Celui-ci s’est retrouvé pris en tenaille entre la cherté des intrants notamment les semences, la rareté des précipitations et l’emprise des intermédiaires qui mettent le feu aux prix des fruits et légumes. Le discours officiel met quant à lui les tribulations du secteur agricole presque exclusivement sur le compte de la sécheresse. Certes, le pays fait face depuis quelques années à un déficit pluviométrique sérieux préjudiciable à l’activité agricole dans son ensemble.

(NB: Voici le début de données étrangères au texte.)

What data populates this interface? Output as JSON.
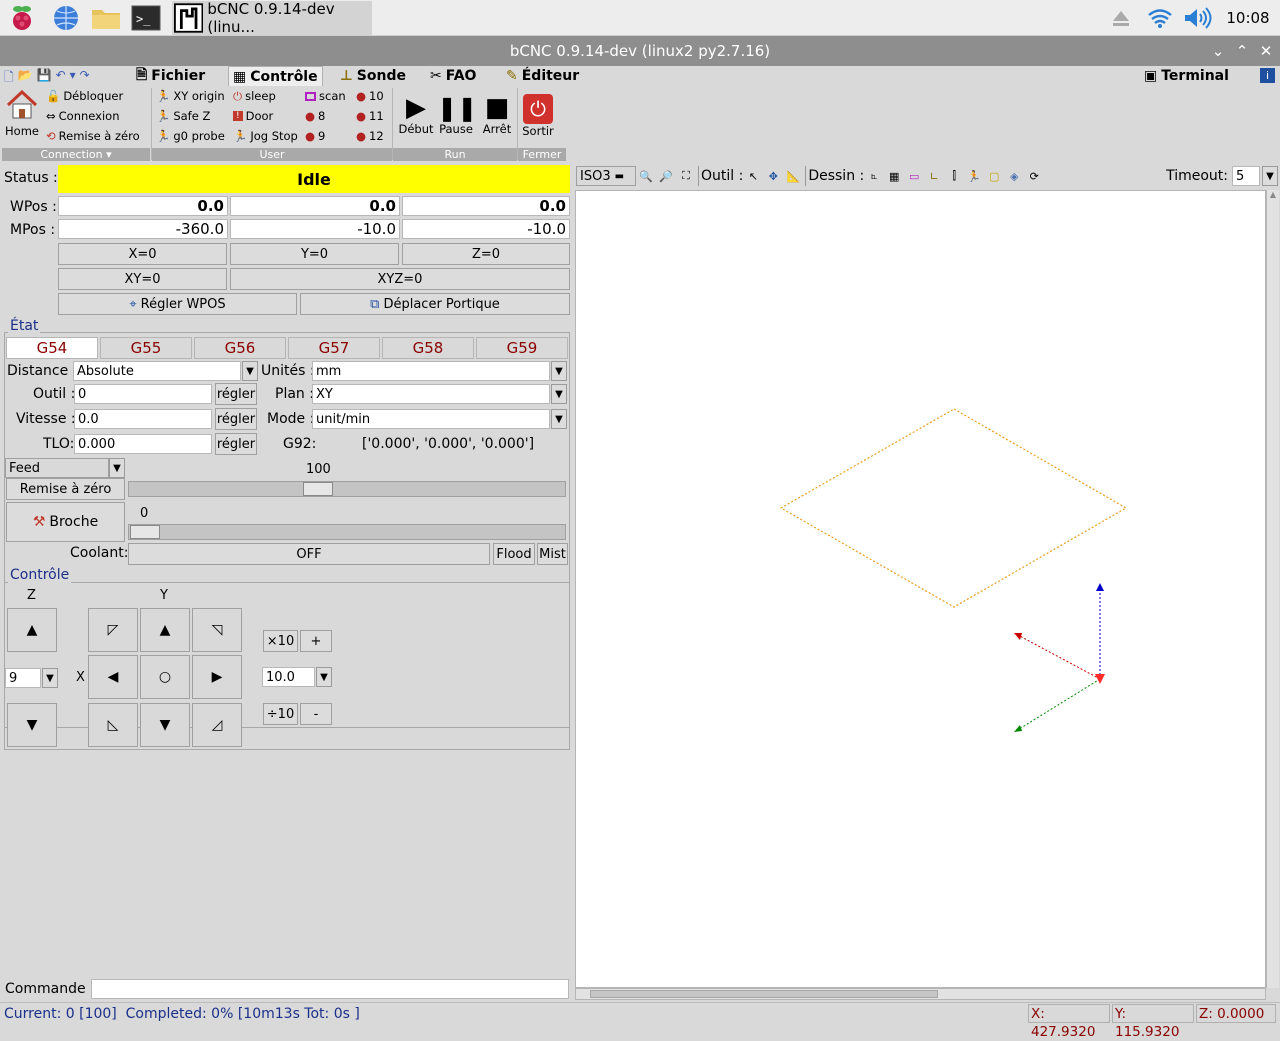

Mais est-ce le seul facteur qui explique la déroute de nos champs et de notre élevage ? Et si ses raisons objectives étaient à chercher dans le manque d’anticipation de bien des bouleversements… À commencer par le changement climatique qui met le pays en situation de stress hydrique signalé pourtant depuis plusieurs décennies par des rapports nationaux et internationaux. Or, en dépit de ces mises en garde, rien n’a été entrepris pour sortir l’agriculture nationale de la dépendance du ciel. Notamment dans les zones pluviales (bour) qui représentent près de 70% de la surface agricole utilisée (SAU). Avec en plus des caractéristiques contraignantes comme le morcellement, reconnu comme un frein sérieux pour la modernisation et la compétitivité de l’agriculture.

Les défis considérables qui se posent au secteur aricole imposent une gouvernance agricole différente qui tient compte des nouveaux enjeux dans toutes leurs dimensions.

Dans un contexte où la mondialisation des échanges accentue la concurrence sur les marchés, ce phénomène doit être combattu par des mécanismes comme l’agrégation (prévue dans le Plan Maroc Vert), la formation et l’information qu’il s’agit de promouvoir constamment auprès de la communauté concernée. Un travail de longue haleine et de tous les instants dont dépend grandement l’amélioration de la productivité agricole. Les défis considérables qui se posent à ce secteur hautement stratégique imposent une gouvernance agricole différente qui tient compte des nouveaux enjeux dans toutes leurs dimensions complexes . Pas seulement climatiques et hydriques, ces derniers sont également d’ordre humain dans leur rapport à l’attractivité du travail de la terre pour la jeune génération paysanne, plus attirée par les lumières de la ville que par les tâches champêtres. 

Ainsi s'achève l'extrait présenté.